Ce que le Reich attend du nouvel accord, et ce qu’il a de sérieuses raisons d’en attendre, ce n’est pas seulement, en effet, une augmentation du volume des échanges commerciaux entre les deux pays ; c’est l’adaptation de l’économie roumaine aux convenances et aux besoins particuliers de sa propre économie ; c’est l’incorporation d’un vaste et riche pays au système dans lequel il a déjà englobé l’Autriche, la Bohême et la Moravie ; c’est une main-mise plus ou moins complète sur les produits du sol et du sous-sol roumain ; et c’est enfin la faculté d’exercer sur la Roumanie, grâce à cette dépendance économique où l’accord l’aura placée, une action politique qui, dans certaines circonstances, pourrait être décisive.

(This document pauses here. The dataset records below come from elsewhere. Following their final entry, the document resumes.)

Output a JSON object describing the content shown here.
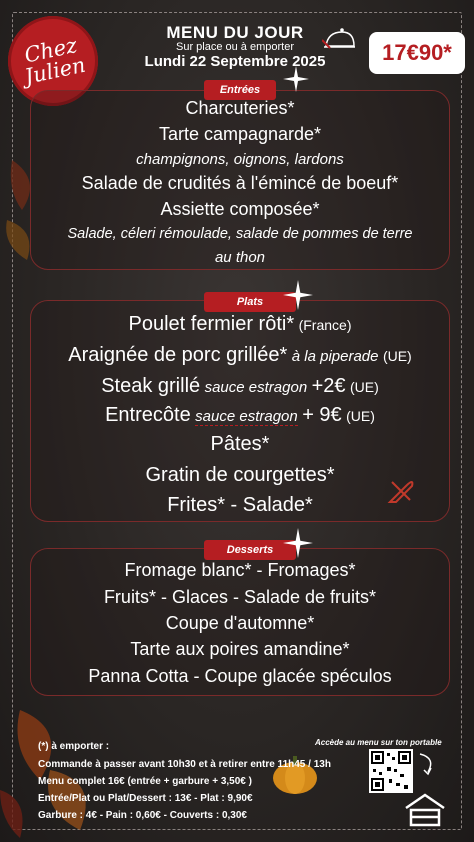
{
  "logo": {
    "line1": "Chez",
    "line2": "Julien"
  },
  "header": {
    "title": "MENU DU JOUR",
    "subtitle": "Sur place ou à emporter",
    "date": "Lundi 22 Septembre 2025"
  },
  "price": "17€90*",
  "entrees": {
    "tag": "Entrées",
    "items": [
      "Charcuteries*",
      "Tarte campagnarde*",
      "champignons, oignons, lardons",
      "Salade de crudités à l'émincé de boeuf*",
      "Assiette composée*",
      "Salade, céleri rémoulade, salade de pommes de terre",
      "au thon"
    ]
  },
  "plats": {
    "tag": "Plats",
    "poulet": "Poulet fermier rôti*",
    "poulet_origin": "(France)",
    "araignee": "Araignée de porc grillée*",
    "araignee_sauce": "à la piperade",
    "araignee_origin": "(UE)",
    "steak": "Steak grillé",
    "steak_sauce": "sauce estragon",
    "steak_price": "+2€",
    "steak_origin": "(UE)",
    "entrecote": "Entrecôte",
    "entrecote_sauce": "sauce estragon",
    "entrecote_price": "+ 9€",
    "entrecote_origin": "(UE)",
    "pates": "Pâtes*",
    "gratin": "Gratin de courgettes*",
    "frites": "Frites* - Salade*"
  },
  "desserts": {
    "tag": "Desserts",
    "items": [
      "Fromage blanc* - Fromages*",
      "Fruits* - Glaces - Salade de fruits*",
      "Coupe d'automne*",
      "Tarte aux poires amandine*",
      "Panna Cotta - Coupe glacée spéculos"
    ]
  },
  "footer": {
    "lines": [
      "(*) à emporter :",
      "Commande à passer avant 10h30 et à retirer entre 11h45 / 13h",
      "Menu complet 16€ (entrée + garbure + 3,50€ )",
      "Entrée/Plat ou Plat/Dessert : 13€ - Plat : 9,90€",
      "Garbure : 4€ - Pain : 0,60€ - Couverts : 0,30€"
    ],
    "qr_caption": "Accède au menu sur ton portable"
  },
  "colors": {
    "accent": "#b51e22",
    "background": "#2a2624",
    "price_bg": "#ffffff"
  },
  "icons": [
    "cloche-icon",
    "sparkle-icon",
    "fork-knife-icon",
    "qr-code",
    "home-icon",
    "pumpkin-icon",
    "leaf-icon"
  ]
}
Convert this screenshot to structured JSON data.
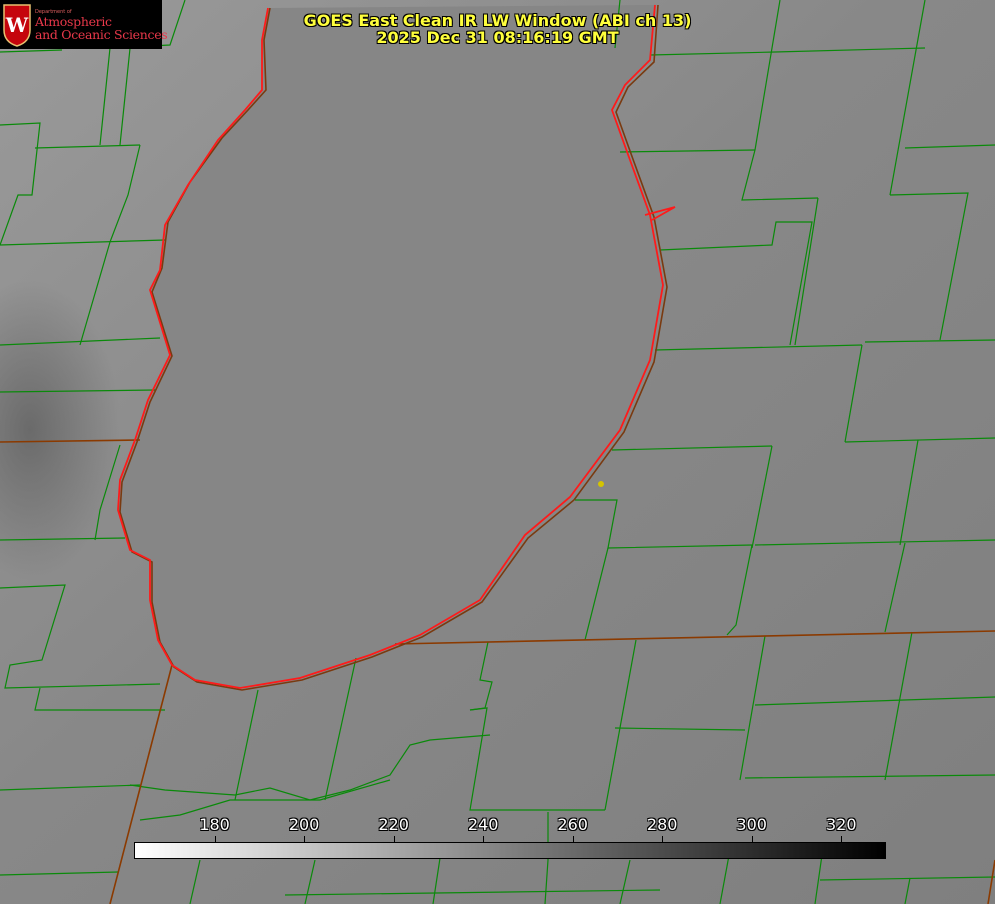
{
  "title": {
    "line1": "GOES East Clean IR LW Window (ABI ch 13)",
    "line2": "2025 Dec 31 08:16:19 GMT"
  },
  "logo": {
    "dept": "Department of",
    "line1": "Atmospheric",
    "line2": "and Oceanic Sciences",
    "icon": "crest-w-icon"
  },
  "colorbar": {
    "min": 162,
    "max": 330,
    "gradient_start_color": "#ffffff",
    "gradient_end_color": "#000000",
    "ticks": [
      {
        "value": 180,
        "label": "180"
      },
      {
        "value": 200,
        "label": "200"
      },
      {
        "value": 220,
        "label": "220"
      },
      {
        "value": 240,
        "label": "240"
      },
      {
        "value": 260,
        "label": "260"
      },
      {
        "value": 280,
        "label": "280"
      },
      {
        "value": 300,
        "label": "300"
      },
      {
        "value": 320,
        "label": "320"
      }
    ]
  },
  "colors": {
    "county_lines": "#0a8a0a",
    "state_lines": "#8b3a00",
    "lake_outline": "#ff1a1a",
    "station_marker": "#d4c400",
    "title_text": "#ffff3c"
  }
}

Rappelons les grandes lignes de la convention du 23 mars. Un plan, s’étendant sur plusieurs années, prévoit le développement et l’orientation de la production agricole en Roumanie : c’est-à-dire qu’à côté des céréales, on cultivera les plantes fourragères, textiles et oléagineuses dont l’Allemagne a besoin. Des techniciens allemands organiseront l’exploitation des forêts et mettront sur pied une industrie du bois. Des sociétés mixtes germano-roumaines seront fondées pour l’extraction et l’exploitation des pyrites de cuivre de la Dobroudja, du chrome que possède le Banat, du manganèse qu’on trouve dans la région de Vatra Dornei, de la bauxite, de l’aluminium, etc… Une autre société mixte aura pour objet la prospection du pétrole et « l’exécution d’un programme de forage et de transformation ». Des zones franches seront créées, en vue d’abriter des installations industrielles ou commerciales, et « des dépôts pour les bateaux allemands ». L’accord prévoit le développement du réseau routier et des canaux, la création d’entreprises sous le contrôle de l’État et la collaboration des banques allemandes et roumaines pour le financement des affaires privées. Inutile d’ajouter que l’Allemagne paiera les produits roumains, non pas en devises, — puisqu’elle n’en a point, — mais en matériel de guerre et en outillage industriel.